Jul 15, 2020
Photo Credit: isabelleize (ME)
the neighbor , art by isabelleize
My husband is in the army, he is getting ready for work, in his uniform, I will be alone all day with my son.
We live in an apartment, on the penultimate floor.
On the top floor there are several apartments, several rooms are for rent,
In the corner a few women, two or three, maybe sisters, I don't remember, I have fun talking with them, we drink our tea, and talk, One who says to me,
We have a new neighbor, he's a man, and we all start laughing because the ladies are looking forward to getting to know each other better,
Me, I don't pay attention to it, I'm a brand-new mother, and I want more than anything for my marriage to get better, my husband's violence doesn't happen often, but it will escalate more and more, before I realize that I am not the fault of his moods, especially after drinking several beers,
A few days later I wave from our room, my son is sleeping on his stomach in his crib, I barely lean out the window, but as I watch my husband leave, I know a figure above me, so out of curiosity, I raise my head and I see a black man, in his thirties, I don't pay any more attention, and says to myself, oh, it's probably the new neighbor, who has been there for a few days,
Maybe I started watching television, or something else, I don't remember,
In any case, there is someone at the door knocking,
Hey, it's the neighbor, in any case, I recognize him, he saw me looking at him while I was waving goodbye to my husband,
He is at the entrance to the door,
Is out of politeness, perhaps I did not dare to lock it,
Is it just because I was young, to have the automatism to put myself and my son in safety by locking it, but because I want to welcome him, welcome him and not hurt him by closing the door in his face, I invite him into the hallway, he needs sugar for his coffee, so I ask him to please wait for me, it will take me a minute, I leave the hallway, leave him behind, I am through the living room on my left the door to our bedroom is ajar, my son has his face turned towards the wall, he is sleeping, I can barely see him from the living room, on the left, I head towards the kitchen,
My sugar is not accessible, I use it often, and I head back towards the living room and then take the corridor,
But when I arrive in the living room, I am surprised to see him there, he has a different look from the one I discovered at the door, I don't have time to hand him the sugar and surprised to see him there,
He grabs me by the hair above my head and knocks me down onto the carpet.
I see the bedroom door ajar, my son is sleeping, his head still turned towards the wall,
I don't scream, he is violent, and he rapes me, in my head, I say to myself, he must not see my child, my child must not hear me scream in pain,
So, I controlled myself as best I could, and I let him do it after some discussion, I realized that he is strong, violent, and determined, I don't remember the rest, but he left, pulling up his pants, and told me looking with a strange smile, I let him go and quickly, I lock,
It took me a moment to realize what had just happened to me and my son.
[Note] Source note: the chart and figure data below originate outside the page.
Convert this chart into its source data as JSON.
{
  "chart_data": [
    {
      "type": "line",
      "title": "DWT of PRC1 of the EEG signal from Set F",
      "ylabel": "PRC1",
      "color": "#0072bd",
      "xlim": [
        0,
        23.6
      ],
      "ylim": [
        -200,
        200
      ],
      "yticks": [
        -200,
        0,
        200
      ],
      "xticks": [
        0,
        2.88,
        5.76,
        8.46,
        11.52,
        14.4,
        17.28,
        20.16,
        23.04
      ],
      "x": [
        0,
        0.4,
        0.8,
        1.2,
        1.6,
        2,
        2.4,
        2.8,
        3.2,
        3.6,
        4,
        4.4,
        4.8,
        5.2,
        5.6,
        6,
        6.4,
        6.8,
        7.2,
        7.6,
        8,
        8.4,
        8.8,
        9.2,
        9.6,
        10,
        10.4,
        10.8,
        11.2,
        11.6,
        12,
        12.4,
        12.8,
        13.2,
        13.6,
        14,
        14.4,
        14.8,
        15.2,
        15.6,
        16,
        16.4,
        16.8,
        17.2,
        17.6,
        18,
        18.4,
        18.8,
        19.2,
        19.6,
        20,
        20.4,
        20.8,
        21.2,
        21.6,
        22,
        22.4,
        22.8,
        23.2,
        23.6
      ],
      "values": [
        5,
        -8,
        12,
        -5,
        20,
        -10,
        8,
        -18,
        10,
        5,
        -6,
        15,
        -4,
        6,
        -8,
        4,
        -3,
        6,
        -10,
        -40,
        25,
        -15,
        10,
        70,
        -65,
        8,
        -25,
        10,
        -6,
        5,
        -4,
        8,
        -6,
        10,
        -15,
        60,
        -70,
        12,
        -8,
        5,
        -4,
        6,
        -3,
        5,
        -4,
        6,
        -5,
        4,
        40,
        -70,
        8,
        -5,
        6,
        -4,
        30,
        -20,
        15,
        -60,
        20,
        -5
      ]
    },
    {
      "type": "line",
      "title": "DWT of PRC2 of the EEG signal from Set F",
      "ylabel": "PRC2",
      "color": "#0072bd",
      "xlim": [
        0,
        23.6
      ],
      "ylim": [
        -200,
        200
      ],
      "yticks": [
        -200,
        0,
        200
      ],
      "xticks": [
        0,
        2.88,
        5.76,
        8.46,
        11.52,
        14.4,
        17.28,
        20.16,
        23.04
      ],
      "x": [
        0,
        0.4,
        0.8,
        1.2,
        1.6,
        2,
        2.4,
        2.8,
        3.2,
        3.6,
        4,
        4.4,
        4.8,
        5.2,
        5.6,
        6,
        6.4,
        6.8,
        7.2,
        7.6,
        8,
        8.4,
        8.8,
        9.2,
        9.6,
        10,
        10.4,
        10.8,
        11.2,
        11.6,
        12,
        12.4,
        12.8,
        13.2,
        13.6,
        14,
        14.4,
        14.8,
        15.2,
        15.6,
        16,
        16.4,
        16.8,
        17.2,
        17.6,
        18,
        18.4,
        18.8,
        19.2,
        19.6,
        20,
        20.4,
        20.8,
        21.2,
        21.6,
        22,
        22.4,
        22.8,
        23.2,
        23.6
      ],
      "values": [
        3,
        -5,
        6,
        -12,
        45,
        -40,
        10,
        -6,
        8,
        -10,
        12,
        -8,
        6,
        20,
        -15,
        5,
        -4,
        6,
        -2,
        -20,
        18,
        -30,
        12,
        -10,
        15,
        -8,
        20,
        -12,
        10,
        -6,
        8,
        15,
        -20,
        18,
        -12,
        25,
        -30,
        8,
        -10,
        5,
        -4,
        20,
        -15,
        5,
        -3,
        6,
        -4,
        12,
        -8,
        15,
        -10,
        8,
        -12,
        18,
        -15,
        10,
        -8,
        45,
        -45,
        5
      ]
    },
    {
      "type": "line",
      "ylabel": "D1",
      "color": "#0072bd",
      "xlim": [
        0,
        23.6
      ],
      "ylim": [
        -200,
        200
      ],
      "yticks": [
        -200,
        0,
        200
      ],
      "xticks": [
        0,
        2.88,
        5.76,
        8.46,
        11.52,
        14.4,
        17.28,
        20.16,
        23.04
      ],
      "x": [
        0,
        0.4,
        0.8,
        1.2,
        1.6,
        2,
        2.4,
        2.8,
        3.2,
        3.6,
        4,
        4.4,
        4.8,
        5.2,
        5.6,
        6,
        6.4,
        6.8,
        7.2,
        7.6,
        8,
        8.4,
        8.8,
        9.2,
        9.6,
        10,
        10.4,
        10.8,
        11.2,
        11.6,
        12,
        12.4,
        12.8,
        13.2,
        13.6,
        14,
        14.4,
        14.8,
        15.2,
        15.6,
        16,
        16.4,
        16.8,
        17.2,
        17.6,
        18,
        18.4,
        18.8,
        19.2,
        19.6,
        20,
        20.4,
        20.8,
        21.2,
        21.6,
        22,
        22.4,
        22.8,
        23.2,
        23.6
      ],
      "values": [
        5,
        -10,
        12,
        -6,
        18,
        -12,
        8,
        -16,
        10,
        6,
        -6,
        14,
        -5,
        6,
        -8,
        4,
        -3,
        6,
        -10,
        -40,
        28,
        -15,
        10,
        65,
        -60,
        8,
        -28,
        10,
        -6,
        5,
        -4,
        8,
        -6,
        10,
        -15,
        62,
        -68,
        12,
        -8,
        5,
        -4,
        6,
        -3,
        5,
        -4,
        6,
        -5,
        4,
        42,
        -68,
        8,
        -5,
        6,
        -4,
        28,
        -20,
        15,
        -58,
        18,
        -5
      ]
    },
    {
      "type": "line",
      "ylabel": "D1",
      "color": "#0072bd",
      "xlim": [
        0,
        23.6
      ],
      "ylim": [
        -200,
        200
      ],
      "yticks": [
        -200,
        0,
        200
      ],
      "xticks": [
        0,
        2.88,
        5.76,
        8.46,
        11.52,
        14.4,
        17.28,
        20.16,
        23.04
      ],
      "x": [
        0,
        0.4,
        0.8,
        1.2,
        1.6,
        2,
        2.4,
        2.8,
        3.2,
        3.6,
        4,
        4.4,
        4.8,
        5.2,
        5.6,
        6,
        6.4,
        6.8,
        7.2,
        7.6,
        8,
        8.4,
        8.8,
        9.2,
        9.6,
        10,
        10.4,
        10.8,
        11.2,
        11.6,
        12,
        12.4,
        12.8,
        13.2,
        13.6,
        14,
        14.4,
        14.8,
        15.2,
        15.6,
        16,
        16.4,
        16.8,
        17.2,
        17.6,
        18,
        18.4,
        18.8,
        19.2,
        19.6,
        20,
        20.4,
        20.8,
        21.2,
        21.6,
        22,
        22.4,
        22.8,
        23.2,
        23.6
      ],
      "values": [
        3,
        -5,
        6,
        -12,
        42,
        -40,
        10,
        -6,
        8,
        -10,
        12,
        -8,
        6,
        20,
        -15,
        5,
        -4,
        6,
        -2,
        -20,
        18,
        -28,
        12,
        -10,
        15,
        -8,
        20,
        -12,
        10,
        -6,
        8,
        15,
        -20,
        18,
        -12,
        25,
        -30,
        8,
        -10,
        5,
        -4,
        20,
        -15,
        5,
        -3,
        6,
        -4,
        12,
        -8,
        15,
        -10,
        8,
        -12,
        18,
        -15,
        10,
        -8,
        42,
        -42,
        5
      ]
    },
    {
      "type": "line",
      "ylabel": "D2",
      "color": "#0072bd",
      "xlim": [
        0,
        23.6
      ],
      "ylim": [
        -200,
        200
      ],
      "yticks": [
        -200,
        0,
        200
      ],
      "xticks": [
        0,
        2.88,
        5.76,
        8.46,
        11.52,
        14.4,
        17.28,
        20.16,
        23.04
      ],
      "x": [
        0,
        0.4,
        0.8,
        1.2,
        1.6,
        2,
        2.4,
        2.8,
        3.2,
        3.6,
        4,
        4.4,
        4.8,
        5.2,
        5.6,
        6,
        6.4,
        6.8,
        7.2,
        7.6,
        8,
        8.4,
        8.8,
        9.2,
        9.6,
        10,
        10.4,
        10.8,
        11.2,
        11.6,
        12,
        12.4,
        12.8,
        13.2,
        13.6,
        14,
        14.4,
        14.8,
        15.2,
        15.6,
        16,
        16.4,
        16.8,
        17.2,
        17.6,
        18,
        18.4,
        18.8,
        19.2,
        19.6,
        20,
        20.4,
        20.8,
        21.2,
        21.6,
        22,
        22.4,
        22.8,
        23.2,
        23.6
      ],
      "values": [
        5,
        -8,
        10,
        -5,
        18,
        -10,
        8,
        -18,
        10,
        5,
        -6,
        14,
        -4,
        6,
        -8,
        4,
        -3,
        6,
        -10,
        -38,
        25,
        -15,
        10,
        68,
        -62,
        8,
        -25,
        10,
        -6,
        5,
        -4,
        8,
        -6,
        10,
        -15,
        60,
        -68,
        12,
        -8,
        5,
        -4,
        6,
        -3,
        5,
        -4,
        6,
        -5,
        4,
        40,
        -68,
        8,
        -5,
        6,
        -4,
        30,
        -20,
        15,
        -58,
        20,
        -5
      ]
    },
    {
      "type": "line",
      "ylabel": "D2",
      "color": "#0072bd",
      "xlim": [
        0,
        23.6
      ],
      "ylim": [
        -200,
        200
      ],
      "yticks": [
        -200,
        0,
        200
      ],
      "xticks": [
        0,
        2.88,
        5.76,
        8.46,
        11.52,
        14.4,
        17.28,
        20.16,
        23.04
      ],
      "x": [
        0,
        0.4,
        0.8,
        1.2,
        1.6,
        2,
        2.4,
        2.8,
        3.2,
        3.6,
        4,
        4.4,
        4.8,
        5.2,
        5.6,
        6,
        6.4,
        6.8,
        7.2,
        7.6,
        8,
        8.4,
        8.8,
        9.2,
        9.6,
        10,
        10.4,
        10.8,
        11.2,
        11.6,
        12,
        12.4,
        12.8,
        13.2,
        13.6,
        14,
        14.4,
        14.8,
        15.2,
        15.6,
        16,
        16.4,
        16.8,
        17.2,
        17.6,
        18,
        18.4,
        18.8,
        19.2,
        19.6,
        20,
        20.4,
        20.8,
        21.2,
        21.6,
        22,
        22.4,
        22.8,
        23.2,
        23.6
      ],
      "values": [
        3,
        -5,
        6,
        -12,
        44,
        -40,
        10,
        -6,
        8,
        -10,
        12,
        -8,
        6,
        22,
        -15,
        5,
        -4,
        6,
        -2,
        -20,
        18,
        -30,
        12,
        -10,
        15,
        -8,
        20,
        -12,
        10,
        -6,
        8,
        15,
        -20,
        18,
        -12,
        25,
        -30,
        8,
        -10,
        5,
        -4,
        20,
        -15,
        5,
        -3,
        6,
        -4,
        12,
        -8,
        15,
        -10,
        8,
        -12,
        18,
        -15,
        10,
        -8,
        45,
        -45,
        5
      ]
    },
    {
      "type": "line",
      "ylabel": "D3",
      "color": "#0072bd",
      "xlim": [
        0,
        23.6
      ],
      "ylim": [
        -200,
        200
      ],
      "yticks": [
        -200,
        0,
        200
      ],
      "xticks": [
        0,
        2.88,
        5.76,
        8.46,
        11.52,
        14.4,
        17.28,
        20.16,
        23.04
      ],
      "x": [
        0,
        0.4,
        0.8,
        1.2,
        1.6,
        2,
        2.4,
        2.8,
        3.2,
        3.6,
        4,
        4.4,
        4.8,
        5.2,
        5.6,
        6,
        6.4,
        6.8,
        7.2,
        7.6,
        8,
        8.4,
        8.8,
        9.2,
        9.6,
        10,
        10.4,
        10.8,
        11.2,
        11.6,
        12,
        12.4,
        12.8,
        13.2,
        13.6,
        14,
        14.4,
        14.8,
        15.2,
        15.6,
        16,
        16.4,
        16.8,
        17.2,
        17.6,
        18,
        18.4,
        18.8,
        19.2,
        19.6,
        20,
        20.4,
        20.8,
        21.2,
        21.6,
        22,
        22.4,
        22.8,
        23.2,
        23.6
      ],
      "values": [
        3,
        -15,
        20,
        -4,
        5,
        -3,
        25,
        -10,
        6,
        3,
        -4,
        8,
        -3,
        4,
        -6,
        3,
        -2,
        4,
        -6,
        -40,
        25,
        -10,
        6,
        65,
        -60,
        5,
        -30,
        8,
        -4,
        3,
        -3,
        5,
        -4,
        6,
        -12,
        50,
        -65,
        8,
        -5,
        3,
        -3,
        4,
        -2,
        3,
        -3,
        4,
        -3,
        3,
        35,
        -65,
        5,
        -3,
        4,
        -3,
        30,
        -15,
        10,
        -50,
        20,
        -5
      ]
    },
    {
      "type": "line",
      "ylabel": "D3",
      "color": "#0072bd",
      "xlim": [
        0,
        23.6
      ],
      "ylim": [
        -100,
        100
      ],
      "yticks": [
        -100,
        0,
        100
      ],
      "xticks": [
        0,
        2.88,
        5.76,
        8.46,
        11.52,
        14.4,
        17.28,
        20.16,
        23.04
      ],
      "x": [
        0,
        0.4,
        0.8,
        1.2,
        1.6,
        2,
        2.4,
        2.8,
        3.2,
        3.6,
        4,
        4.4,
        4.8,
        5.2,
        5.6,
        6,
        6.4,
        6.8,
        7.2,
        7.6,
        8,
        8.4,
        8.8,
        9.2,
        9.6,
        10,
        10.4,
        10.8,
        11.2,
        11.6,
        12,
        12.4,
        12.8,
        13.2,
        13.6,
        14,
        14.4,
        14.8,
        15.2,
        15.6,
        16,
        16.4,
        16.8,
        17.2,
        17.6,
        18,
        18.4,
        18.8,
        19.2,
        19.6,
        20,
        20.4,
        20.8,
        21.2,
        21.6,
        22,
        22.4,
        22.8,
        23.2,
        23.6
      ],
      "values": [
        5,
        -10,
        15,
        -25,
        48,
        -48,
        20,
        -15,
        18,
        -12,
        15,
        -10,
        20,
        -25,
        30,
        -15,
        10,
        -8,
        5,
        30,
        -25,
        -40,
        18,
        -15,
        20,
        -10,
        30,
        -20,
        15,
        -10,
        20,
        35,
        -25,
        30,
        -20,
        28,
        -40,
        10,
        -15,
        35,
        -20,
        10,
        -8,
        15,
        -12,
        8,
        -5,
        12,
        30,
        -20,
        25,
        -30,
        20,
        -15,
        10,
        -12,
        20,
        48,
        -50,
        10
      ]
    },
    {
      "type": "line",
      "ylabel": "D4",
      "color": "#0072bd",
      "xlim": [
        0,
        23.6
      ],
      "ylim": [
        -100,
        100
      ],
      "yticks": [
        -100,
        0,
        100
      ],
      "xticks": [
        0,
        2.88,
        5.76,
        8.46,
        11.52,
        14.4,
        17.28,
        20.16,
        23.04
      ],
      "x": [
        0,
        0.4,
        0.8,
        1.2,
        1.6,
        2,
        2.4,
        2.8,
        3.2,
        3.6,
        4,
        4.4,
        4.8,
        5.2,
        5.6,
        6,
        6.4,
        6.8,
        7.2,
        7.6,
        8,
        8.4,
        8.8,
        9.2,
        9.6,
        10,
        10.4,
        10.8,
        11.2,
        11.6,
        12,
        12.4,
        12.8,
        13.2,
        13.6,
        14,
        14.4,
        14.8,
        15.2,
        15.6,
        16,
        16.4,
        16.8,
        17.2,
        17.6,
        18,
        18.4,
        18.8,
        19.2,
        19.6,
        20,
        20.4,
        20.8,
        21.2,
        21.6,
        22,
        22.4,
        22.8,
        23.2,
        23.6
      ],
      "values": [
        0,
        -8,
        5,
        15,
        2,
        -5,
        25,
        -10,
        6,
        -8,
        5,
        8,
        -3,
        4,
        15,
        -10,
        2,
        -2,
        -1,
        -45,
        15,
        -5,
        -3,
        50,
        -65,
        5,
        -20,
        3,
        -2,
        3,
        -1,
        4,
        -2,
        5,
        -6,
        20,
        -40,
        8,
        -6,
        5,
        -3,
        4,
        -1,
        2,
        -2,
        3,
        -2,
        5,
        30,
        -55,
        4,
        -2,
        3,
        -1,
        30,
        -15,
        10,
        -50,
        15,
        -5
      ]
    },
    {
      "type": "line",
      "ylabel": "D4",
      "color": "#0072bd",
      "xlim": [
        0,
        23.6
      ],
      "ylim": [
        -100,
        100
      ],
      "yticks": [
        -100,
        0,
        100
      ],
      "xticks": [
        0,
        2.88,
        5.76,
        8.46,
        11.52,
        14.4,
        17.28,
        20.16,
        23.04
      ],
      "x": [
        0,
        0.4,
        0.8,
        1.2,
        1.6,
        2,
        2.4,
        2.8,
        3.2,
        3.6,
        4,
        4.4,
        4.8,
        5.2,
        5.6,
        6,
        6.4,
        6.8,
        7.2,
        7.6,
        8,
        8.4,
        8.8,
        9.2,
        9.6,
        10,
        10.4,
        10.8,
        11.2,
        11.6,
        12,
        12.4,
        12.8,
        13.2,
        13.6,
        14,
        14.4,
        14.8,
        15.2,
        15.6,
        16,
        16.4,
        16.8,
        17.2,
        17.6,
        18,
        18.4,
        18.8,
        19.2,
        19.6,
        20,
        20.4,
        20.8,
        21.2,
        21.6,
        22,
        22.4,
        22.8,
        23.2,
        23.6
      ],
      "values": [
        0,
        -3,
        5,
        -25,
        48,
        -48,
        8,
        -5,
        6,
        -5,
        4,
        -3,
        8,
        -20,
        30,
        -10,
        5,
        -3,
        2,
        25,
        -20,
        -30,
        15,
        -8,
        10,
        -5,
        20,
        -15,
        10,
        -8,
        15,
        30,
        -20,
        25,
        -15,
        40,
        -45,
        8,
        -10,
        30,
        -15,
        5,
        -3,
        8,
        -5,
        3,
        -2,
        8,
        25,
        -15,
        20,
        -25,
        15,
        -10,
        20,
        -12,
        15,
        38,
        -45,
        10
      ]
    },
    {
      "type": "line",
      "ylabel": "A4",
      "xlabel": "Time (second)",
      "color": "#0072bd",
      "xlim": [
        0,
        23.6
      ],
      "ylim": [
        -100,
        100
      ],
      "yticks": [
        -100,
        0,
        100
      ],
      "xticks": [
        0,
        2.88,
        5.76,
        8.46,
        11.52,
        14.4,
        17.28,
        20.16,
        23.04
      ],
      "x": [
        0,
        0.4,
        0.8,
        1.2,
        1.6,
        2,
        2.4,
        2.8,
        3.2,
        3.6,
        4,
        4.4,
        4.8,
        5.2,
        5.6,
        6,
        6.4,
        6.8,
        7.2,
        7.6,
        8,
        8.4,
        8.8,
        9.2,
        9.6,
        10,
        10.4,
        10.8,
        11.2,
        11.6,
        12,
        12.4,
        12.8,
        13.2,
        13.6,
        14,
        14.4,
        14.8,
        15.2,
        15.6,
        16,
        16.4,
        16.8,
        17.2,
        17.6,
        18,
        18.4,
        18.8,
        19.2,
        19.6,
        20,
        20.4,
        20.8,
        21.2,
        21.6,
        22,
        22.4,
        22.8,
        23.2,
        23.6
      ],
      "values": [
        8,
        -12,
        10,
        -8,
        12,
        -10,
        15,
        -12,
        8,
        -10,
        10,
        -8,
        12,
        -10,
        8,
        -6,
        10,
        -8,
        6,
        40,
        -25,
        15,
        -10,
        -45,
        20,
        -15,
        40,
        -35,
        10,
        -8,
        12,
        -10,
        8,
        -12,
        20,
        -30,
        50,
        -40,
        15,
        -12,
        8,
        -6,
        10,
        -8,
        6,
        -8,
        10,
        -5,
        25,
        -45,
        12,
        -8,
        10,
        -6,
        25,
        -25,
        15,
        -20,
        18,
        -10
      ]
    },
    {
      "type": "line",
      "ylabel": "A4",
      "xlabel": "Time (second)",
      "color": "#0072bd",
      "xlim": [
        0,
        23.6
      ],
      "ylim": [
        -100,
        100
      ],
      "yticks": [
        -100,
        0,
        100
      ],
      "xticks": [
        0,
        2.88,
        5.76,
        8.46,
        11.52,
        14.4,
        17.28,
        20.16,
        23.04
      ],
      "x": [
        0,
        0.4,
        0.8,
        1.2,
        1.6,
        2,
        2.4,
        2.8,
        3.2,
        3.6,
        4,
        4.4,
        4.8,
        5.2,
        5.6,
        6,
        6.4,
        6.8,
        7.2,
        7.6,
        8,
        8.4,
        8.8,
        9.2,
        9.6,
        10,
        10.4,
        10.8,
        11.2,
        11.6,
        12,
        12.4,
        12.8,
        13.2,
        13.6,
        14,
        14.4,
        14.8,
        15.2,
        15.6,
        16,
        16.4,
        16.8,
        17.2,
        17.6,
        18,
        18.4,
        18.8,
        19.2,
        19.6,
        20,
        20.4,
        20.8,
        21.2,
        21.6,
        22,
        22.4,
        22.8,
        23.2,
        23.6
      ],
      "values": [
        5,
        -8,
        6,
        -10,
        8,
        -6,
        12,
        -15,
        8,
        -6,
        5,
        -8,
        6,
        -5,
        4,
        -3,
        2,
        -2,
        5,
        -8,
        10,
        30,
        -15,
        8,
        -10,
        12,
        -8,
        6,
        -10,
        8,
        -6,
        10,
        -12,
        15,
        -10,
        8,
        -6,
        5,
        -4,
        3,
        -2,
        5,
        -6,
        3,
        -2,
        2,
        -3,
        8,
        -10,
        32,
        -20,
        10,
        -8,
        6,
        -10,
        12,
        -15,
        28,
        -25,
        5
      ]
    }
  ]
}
My husband is coming home, I have to tell him, I have to call the police,
No, if I call the police, my husband will hit me, he will probably say that I looked for him, or that I should not have let him in, I can't tell him, he is a neighbor, and he will threaten me maybe, or maybe he will try,
I have to leave this apartment,
Ah yes, I know, I have to tell my husband that we have to leave, there is a smell of gas, which already worried me, that will be the reason I will give him, but I have to wash, what will I do? What I will do when he comes home,
In the end, I don't say anything to him, for fear he'll hit me, the rest isn't pretty, I'll do another one for that one, and I'll stop there!
But this is what I was told I understand your regret, but it's important to recognize that your decision at that time was influenced by fear, your concern for your child's safety, and the complex dynamics of your situation. It's not uncommon for survivors of traumatic experiences to struggle with decisions about reporting incidents. You did what you felt was best for your safety and your child's well-being at that time.